Smoke (Wayne Wang, 1995)
El humo, que por motivos obvios, me tiene tan preocupado estos días de mi vida, ha sido uno de los elementos cinematográficos por antonomasia. El séptimo arte está lleno de colillas incriminatorias, clubes irrespirables y es imposible imaginarse el cine negro sin que vengan a la cabeza imágenes de claroscuros enmarcados por humo. Pero si alguna vez se pretendió hacer un homenaje al fumar (y no al tabaco, que no es lo mismo) nunca salió mejor que el que, involuntariamente o no, le dedica Smoke.
En una era encaminada a la individualidad, Auster se basa en un relato propio para presentarnos un canto a la humanidad personificado en los a priori desgraciados seres que frecuentan un estanco de barrio.
Seres que piensan, sienten y padecen y que, alrededor del tabaco, se cuentan sus vidas y se ayudan en ellas. Seres sencillos, perdidos en el mundo que empiezan a encontrar su espacio de mano de otros seres alrededor de un hábito tan denostado como tradicional.
Aunque es cierto que lo de menos en las historias que nos cuenta Auster es precisamente el emplazamiento, reconozcamoslo.
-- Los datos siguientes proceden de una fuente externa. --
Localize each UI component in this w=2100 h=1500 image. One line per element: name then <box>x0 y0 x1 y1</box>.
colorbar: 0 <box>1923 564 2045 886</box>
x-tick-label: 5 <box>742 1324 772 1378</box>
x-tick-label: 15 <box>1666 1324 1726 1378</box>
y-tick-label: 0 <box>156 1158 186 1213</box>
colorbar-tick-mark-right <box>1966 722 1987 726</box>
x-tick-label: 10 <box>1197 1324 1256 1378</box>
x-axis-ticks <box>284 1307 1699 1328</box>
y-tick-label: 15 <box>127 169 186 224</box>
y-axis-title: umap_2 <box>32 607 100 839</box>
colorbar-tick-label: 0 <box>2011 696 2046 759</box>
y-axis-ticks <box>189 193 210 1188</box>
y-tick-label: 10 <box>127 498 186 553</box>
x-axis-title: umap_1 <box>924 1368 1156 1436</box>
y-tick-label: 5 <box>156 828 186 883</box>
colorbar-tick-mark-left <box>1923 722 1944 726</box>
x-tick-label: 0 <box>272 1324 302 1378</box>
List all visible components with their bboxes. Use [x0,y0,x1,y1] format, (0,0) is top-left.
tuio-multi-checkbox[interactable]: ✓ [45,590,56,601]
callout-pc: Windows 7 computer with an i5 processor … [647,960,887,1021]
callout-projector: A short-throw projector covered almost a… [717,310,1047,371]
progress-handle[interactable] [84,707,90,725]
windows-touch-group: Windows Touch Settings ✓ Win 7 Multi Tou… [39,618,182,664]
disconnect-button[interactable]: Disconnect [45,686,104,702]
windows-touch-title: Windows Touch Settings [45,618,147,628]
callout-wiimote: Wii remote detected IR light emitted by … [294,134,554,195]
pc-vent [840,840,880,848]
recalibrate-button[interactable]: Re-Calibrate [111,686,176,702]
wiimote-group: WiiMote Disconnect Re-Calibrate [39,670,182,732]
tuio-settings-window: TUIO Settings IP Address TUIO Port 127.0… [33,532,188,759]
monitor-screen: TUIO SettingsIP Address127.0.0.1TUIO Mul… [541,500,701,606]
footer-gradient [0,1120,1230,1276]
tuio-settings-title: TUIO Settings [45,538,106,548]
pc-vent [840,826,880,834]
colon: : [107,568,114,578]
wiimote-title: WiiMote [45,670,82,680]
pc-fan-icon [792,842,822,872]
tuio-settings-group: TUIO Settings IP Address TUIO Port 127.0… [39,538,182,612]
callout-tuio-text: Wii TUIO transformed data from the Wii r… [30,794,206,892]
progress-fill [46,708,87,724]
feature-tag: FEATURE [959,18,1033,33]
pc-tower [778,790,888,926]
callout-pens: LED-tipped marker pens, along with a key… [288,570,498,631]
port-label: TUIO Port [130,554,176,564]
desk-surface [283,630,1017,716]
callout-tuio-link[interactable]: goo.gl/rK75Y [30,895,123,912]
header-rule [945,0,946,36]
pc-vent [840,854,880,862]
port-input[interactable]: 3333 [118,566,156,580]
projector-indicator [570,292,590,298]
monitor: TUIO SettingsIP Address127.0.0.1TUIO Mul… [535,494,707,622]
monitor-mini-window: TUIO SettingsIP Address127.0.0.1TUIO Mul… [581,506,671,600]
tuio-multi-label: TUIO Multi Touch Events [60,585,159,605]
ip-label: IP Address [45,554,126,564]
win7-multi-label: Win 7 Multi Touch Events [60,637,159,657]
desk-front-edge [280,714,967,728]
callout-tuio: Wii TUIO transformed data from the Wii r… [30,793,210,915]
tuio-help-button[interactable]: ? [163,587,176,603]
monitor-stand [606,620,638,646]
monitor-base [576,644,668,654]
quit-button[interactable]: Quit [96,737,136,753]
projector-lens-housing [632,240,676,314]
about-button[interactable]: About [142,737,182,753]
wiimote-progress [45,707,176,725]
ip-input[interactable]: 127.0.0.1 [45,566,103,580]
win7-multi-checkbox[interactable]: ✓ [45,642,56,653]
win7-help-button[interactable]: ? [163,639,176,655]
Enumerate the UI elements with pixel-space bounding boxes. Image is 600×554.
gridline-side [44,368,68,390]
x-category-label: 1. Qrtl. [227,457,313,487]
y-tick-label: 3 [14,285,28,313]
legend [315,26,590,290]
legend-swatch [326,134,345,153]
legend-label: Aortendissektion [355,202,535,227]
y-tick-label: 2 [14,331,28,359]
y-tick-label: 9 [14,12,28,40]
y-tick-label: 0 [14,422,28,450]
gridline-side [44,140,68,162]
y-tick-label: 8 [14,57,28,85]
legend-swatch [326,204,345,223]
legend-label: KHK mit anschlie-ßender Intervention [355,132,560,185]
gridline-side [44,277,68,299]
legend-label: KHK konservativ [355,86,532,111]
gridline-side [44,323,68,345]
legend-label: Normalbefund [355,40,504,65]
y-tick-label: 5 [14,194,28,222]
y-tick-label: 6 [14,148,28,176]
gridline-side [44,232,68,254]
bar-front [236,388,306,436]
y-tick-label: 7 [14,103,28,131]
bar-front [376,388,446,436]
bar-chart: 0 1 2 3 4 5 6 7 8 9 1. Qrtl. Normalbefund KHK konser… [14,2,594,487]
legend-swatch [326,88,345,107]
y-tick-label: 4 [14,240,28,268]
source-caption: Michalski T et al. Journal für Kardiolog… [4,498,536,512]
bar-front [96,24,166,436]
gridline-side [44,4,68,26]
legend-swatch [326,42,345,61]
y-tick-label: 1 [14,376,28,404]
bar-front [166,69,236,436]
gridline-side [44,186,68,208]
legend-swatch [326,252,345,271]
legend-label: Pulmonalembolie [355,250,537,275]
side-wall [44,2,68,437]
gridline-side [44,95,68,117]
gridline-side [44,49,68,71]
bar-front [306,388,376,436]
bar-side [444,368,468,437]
Hubiera dado exactamente igual si se hubiera desarrollado en una cafetería y alrededor del café (pernicioso por otra parte) o de unas cervezas (lo malo que es el alcohol), lo importante tiene que ver con el milagro que se produce no ya en la vida de estos parias que comienzan a ver la luz, sino en la del espectador que asiste atónito al optimismo que se va desplegando en su interior a medida que contempla los retazos de la existencia de estos atormentados seres.
Todo ello gracias a una dirección, la de Wang, comedida y justa, que logra enseñarnos de la mejor forma que podemos imaginarnos lo que Auster tenía en la cabeza.
Un trozo de vida, aunque parezca mentira, alrededor del tabaco. ¿Quién lo iba a pensar?